Unexpected federal policy changes further complicate and prolong the already difficult process of putting together large infrastructure projects, the analysts said.

“Unfortunately, these protests—triggered and helped by the undermining federal regulatory decision-making that changes the rules after the fact—create business uncertainty and challenges in planning, financing, and then construction,” Kneiss said.

Ironically, the environmentalist approach in this case undermines a project with the best chance of both bolstering economic development and protecting the environment.

“This pipeline is foremost among those needed in the U.S. since it would carry petroleum liquids in a far safer manner than the alternative—nonstop surface movements of rail tanker cars through cities, over water, through road crossings and across the countryside,” Haas said.

The struggle over DAPL should be seen as instructive as the industry devises strategy for future projects.

“Pipeline companies will need to increasingly operate with ever greater reliability and plan routes and expansions that minimize external impacts and interferences with alternate land or other resource owners and uses,” Haas said.

But even intricate planning cannot completely fend off a movement that is absolutely opposed to the use of fossil fuels and the possibility of its growing influence in Washington.
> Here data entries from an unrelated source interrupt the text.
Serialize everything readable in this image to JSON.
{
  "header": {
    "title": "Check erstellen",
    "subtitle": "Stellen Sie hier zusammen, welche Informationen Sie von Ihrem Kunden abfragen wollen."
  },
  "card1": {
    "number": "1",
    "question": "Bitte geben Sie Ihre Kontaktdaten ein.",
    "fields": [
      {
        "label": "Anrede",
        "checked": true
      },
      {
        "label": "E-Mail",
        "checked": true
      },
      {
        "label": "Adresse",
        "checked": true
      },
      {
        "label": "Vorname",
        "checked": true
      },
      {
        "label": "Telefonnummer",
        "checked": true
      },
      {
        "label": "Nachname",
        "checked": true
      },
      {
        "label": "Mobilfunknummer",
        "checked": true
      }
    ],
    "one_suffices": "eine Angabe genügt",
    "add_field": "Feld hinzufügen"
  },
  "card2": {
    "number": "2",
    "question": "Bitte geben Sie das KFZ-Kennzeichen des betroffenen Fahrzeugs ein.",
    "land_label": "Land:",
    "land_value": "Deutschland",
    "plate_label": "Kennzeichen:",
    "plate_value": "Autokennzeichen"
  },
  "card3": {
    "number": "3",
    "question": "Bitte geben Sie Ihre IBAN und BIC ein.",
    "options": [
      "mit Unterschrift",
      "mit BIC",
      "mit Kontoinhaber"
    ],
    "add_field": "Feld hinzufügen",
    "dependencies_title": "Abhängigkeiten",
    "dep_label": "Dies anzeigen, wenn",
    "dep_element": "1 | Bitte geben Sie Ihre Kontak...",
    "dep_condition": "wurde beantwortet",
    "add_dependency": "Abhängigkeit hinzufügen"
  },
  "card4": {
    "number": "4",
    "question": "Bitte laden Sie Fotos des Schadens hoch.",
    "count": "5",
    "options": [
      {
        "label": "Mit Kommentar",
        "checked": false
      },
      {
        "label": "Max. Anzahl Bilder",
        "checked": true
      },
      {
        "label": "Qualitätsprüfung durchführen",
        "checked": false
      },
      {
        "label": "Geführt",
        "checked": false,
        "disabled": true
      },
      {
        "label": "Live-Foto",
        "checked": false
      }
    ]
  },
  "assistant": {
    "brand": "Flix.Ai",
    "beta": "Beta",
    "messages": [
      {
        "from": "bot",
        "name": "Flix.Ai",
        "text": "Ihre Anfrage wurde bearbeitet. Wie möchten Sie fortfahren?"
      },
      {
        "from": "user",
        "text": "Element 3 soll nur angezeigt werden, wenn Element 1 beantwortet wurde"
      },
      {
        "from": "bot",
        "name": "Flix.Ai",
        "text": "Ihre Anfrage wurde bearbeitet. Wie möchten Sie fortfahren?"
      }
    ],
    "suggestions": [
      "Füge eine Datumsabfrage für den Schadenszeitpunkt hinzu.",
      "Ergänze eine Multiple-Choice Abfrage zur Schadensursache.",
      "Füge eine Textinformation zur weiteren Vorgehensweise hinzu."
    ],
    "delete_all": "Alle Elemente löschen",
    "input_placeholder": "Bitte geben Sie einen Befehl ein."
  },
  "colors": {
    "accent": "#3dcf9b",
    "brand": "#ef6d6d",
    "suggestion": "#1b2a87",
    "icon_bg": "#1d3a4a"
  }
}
“Presuming that Secretary Clinton gets elected, I believe that her administration will be pushed by the [Bernie] Sanders-[Elizabeth] Warren element to put up hurdles and quite high bars of expanded environmental assessments and stricter criteria before infrastructure permits are granted,” Kneiss said. While the Democratic nominee is considered more moderate and supportive of President Obama’s “all-of-the-above” strategy, the party platform contains limited openness to any energy supply beyond renewables.

For the moment, though, the conflict at the construction site does not appear to be over. The leader of the Standing Rock Sioux Tribe promised on Oct. 28 that “we won’t step down from this fight.”

Dave Archambault II, chairman of the tribe, insisted in a statement that “this is about our water, our rights and our dignity as human beings.”

With strong support from a national environmentalist movement, the grievances of regional players will likely continue to challenge the oil and gas industry.

“The cultural environment to place infrastructure, and the NIMBY [not in my backyard] attitude, in my view,” said Kneiss, “will make such projects more difficult to accomplish.”